Stable attachment of (64)Cu(2+) to a targeting molecule usually requires the use of a bifunctional chelator (BFC). Sarcophagine (Sar) ligands rapidly coordinate (64)Cu(2+) within the multiple macrocyclic rings comprising the cage structure under mild conditions, providing high stability in vivo. Previously, we have designed a new versatile cage-like BFC Sar ligand, 4-((8-amino-3,6,10,13,16,19-hexaazabicyclo[6.6.6]icosane-1-ylamino)methyl)benzoic acid (AmBaSar), for (64)Cu radiopharmaceuticals.

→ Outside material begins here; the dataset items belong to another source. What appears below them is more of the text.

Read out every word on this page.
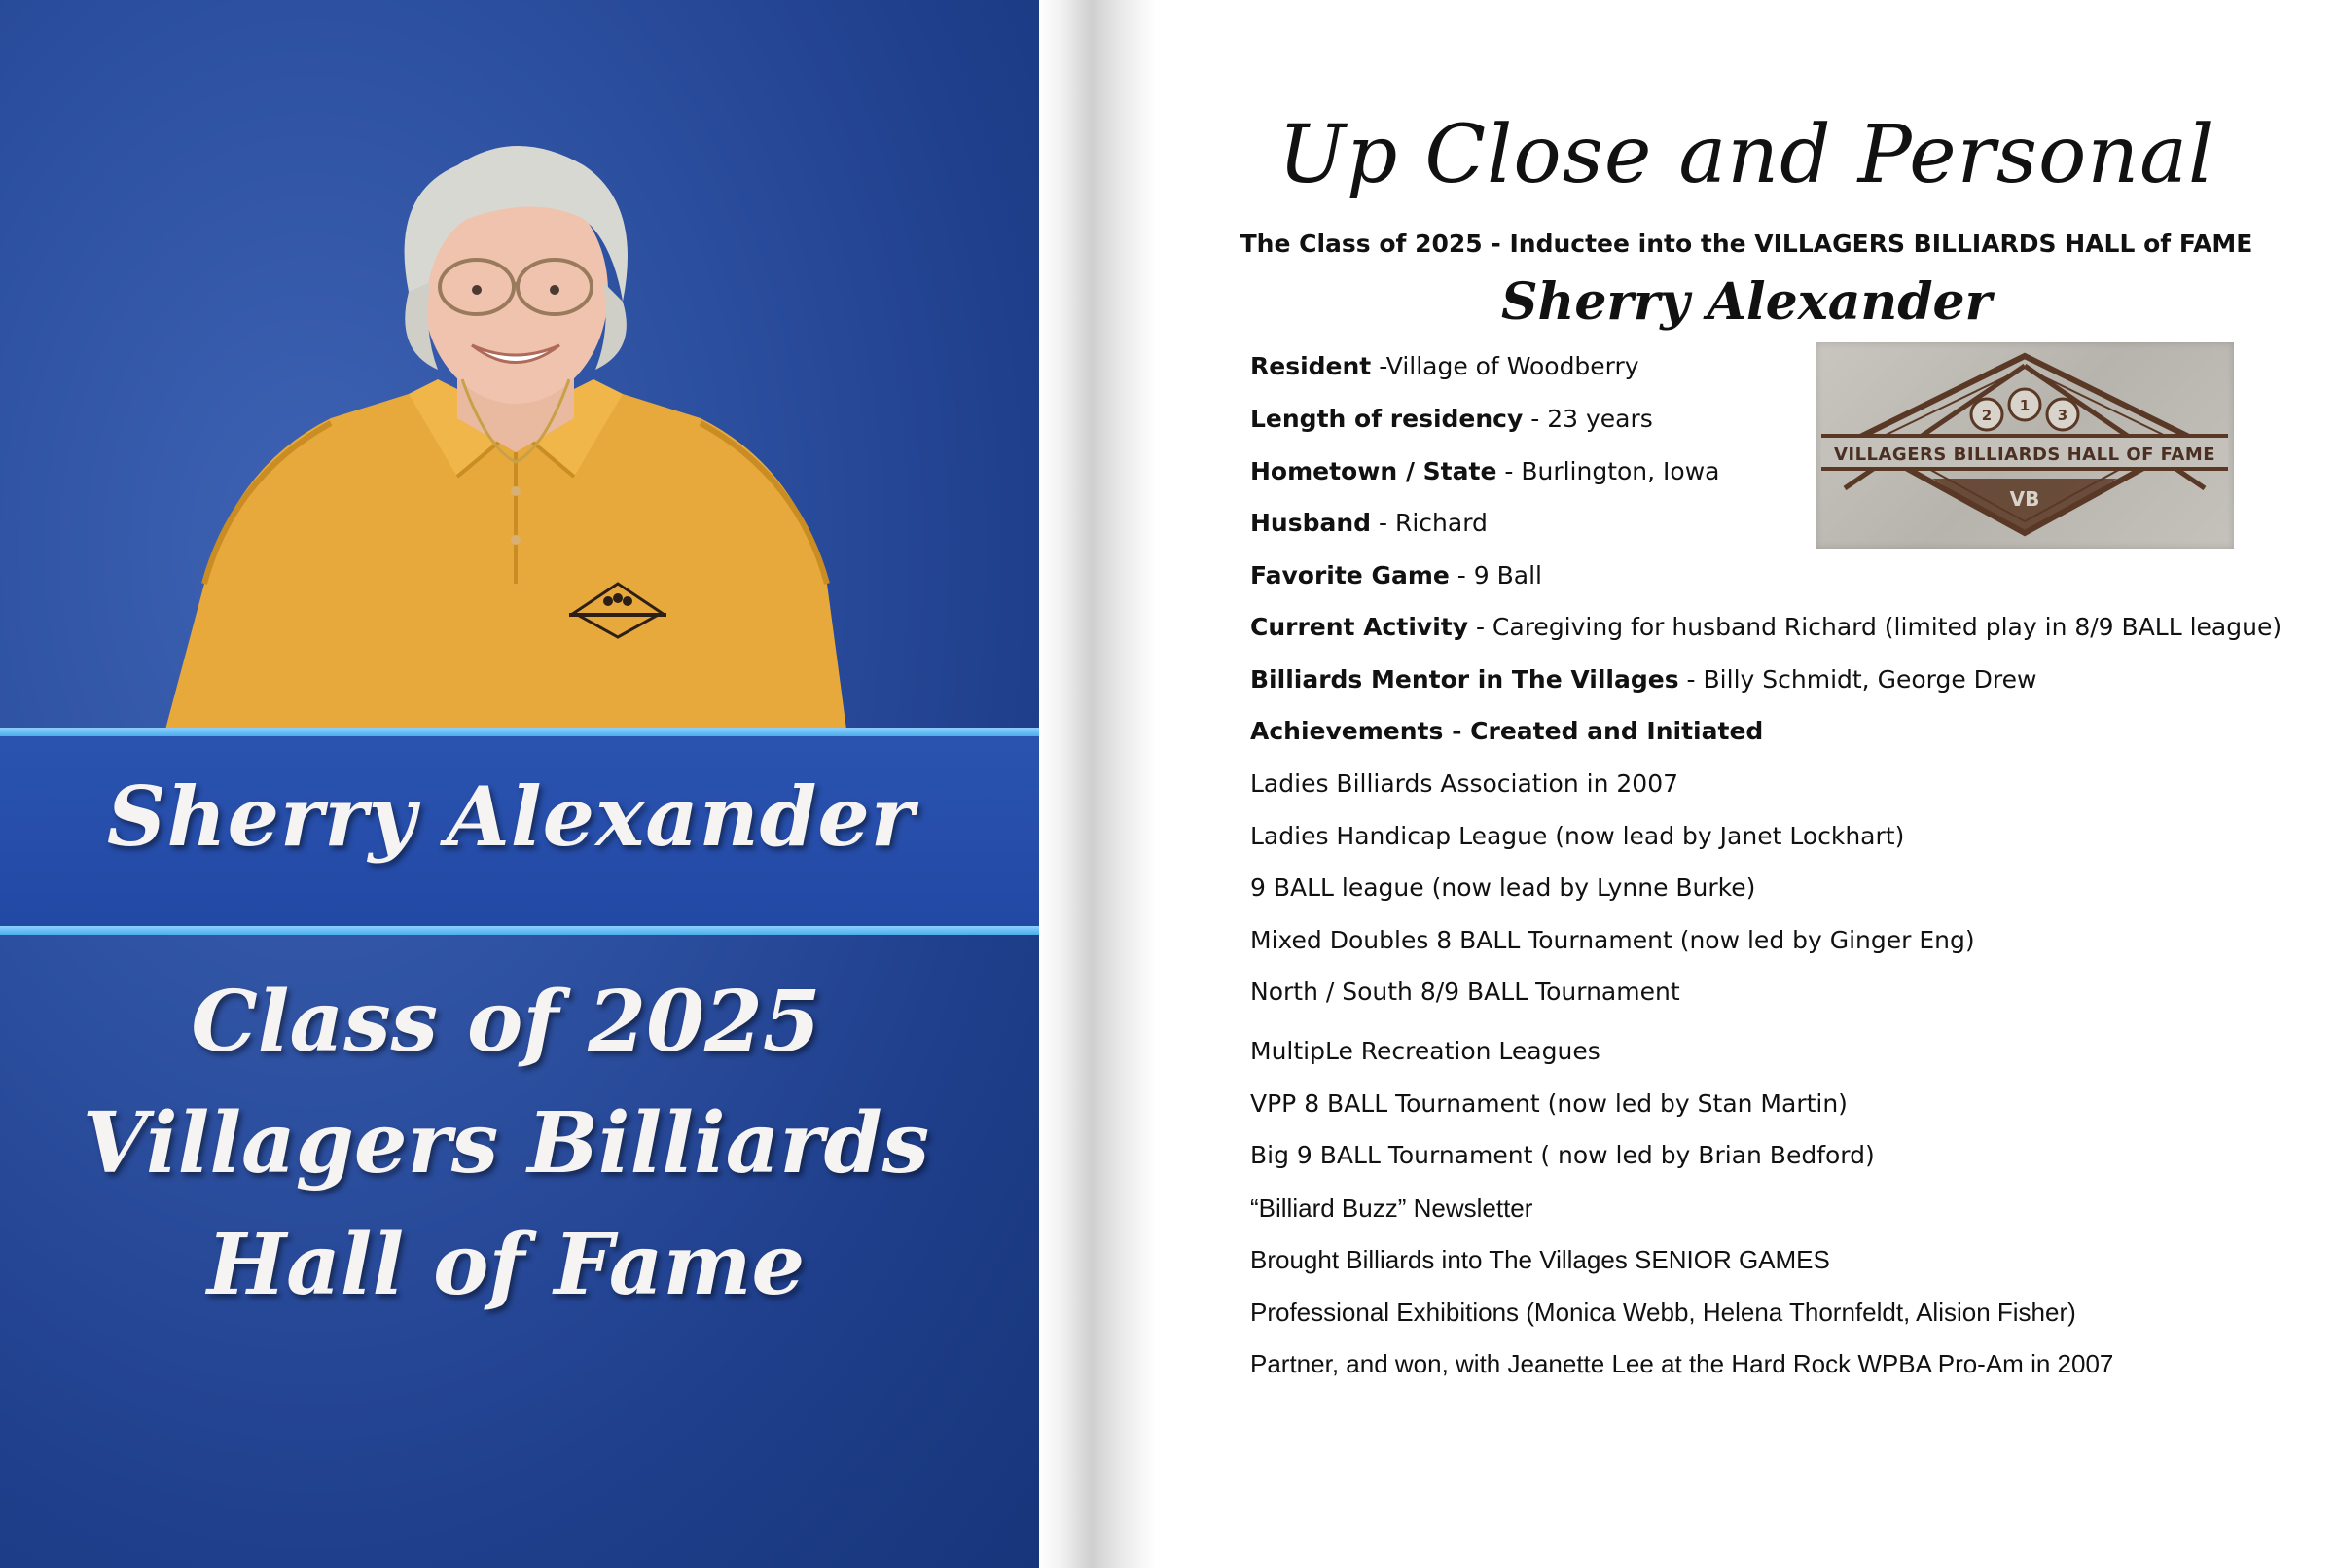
Sherry Alexander
Class of 2025
Villagers Billiards
Hall of Fame
Up Close and Personal
The Class of 2025 - Inductee into the VILLAGERS BILLIARDS HALL of FAME
Sherry Alexander
2
1
3
VB
VILLAGERS BILLIARDS HALL OF FAME
Resident -Village of Woodberry
Length of residency - 23 years
Hometown / State - Burlington, Iowa
Husband - Richard
Favorite Game - 9 Ball
Current Activity - Caregiving for husband Richard (limited play in 8/9 BALL league)
Billiards Mentor in The Villages - Billy Schmidt, George Drew
Achievements - Created and Initiated
Ladies Billiards Association in 2007
Ladies Handicap League (now lead by Janet Lockhart)
9 BALL league (now lead by Lynne Burke)
Mixed Doubles 8 BALL Tournament (now led by Ginger Eng)
North / South 8/9 BALL Tournament
MultipLe Recreation Leagues
VPP 8 BALL Tournament (now led by Stan Martin)
Big 9 BALL Tournament ( now led by Brian Bedford)
“Billiard Buzz” Newsletter
Brought Billiards into The Villages SENIOR GAMES
Professional Exhibitions (Monica Webb, Helena Thornfeldt, Alision Fisher)
Partner, and won, with Jeanette Lee at the Hard Rock WPBA Pro-Am in 2007
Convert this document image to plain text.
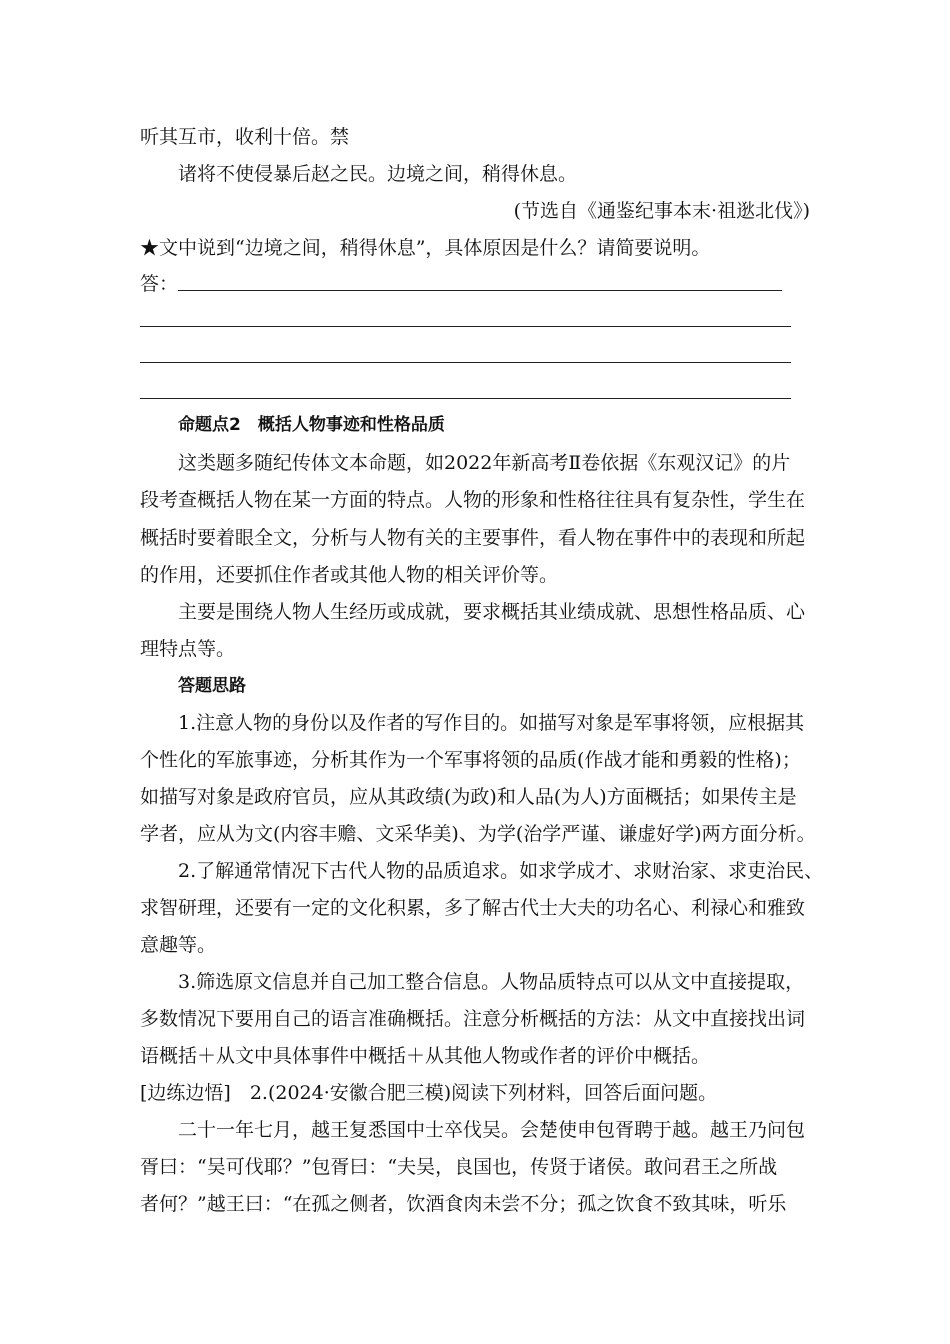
听其互市，收利十倍。禁
诸将不使侵暴后赵之民。边境之间，稍得休息。
(节选自《通鉴纪事本末·祖逖北伐》)
★文中说到“边境之间，稍得休息”，具体原因是什么？请简要说明。
答：
命题点2　概括人物事迹和性格品质
这类题多随纪传体文本命题，如2022年新高考Ⅱ卷依据《东观汉记》的片
段考查概括人物在某一方面的特点。人物的形象和性格往往具有复杂性，学生在
概括时要着眼全文，分析与人物有关的主要事件，看人物在事件中的表现和所起
的作用，还要抓住作者或其他人物的相关评价等。
主要是围绕人物人生经历或成就，要求概括其业绩成就、思想性格品质、心
理特点等。
答题思路
1.注意人物的身份以及作者的写作目的。如描写对象是军事将领，应根据其
个性化的军旅事迹，分析其作为一个军事将领的品质(作战才能和勇毅的性格)；
如描写对象是政府官员，应从其政绩(为政)和人品(为人)方面概括；如果传主是
学者，应从为文(内容丰赡、文采华美)、为学(治学严谨、谦虚好学)两方面分析。
2.了解通常情况下古代人物的品质追求。如求学成才、求财治家、求吏治民、
求智研理，还要有一定的文化积累，多了解古代士大夫的功名心、利禄心和雅致
意趣等。
3.筛选原文信息并自己加工整合信息。人物品质特点可以从文中直接提取，
多数情况下要用自己的语言准确概括。注意分析概括的方法：从文中直接找出词
语概括＋从文中具体事件中概括＋从其他人物或作者的评价中概括。
[边练边悟]　2.(2024·安徽合肥三模)阅读下列材料，回答后面问题。
二十一年七月，越王复悉国中士卒伐吴。会楚使申包胥聘于越。越王乃问包
胥曰：“吴可伐耶？”包胥曰：“夫吴，良国也，传贤于诸侯。敢问君王之所战
者何？”越王曰：“在孤之侧者，饮酒食肉未尝不分；孤之饮食不致其味，听乐
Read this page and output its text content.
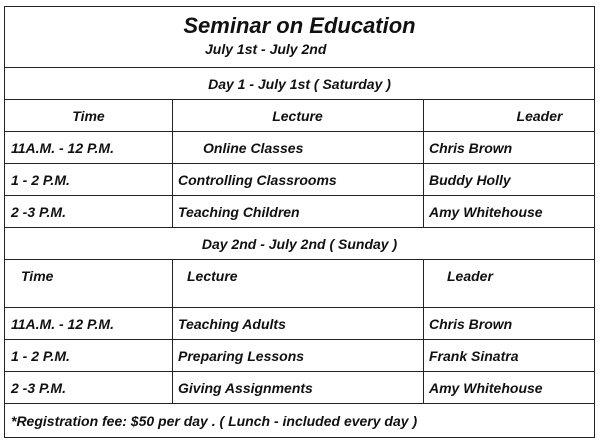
Seminar on Education
July 1st - July 2nd
Day 1 - July 1st ( Saturday )
Time	Lecture	Leader
11A.M. - 12 P.M.	Online Classes	Chris Brown
1 - 2 P.M.	Controlling Classrooms	Buddy Holly
2 -3 P.M.	Teaching Children	Amy Whitehouse
Day 2nd - July 2nd ( Sunday )
Time	Lecture	Leader
11A.M. - 12 P.M.	Teaching Adults	Chris Brown
1 - 2 P.M.	Preparing Lessons	Frank Sinatra
2 -3 P.M.	Giving Assignments	Amy Whitehouse
*Registration fee: $50 per day . ( Lunch - included every day )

Here we report the improved synthesis of AmBaSar, (64)Cu(2+) labeling conditions and its biological evaluation compared with the known BFC 1,4,7,10-tetraazacyclododecane-N,N',N'',N'''-tetraacetic acid (DOTA).

METHODS

The AmBaSar was synthesized in four steps starting from (1,8-diamine-Sar) cobalt(III) pentachloride ([Co(DiAmSar)]Cl(5)) using an improved synthetic method. The AmBaSar was labeled with (64)Cu(2+) in pH 5.0 ammonium acetate buffer solution at room temperature, followed by analysis and purification with HPLC. The in vitro stability of (64)Cu-AmBaSar complex was evaluated in phosphate buffered saline (PBS), fetal bovine serum and mouse blood. The microPET imaging and biodistribution studies of (64)Cu-AmBaSar were performed in Balb/c mice, and the results were compared with (64)Cu-DOTA.

RESULTS

The AmBaSar was readily prepared and characterized by MS and (1)H NMR. The radiochemical yield of (64)Cu-AmBaSar was >or=98% after 30 min of incubation at 25 degrees C. The (64)Cu-AmBaSar complex was analyzed and purified by HPLC with a retention time of 17.9 min. The radiochemical purity of (64)Cu-AmBaSar was more than 97% after 26 h of incubation in PBS or serum. The biological evaluation of (64)Cu-AmBaSar in normal mouse demonstrated renal clearance as the primary mode of excretion, with improved stability in vivo compared to (64)Cu-DOTA.

CONCLUSIONS

The new cage-like BFC AmBaSar was prepared using a simplified synthetic method. The (64)Cu-AmBaSar complex could be obtained rapidly with high radiochemical yield (>/=98%) under mild conditions. In vitro and in vivo evaluation of AmBaSar demonstrated its promising potential for preparation of (64)Cu radiopharmaceuticals.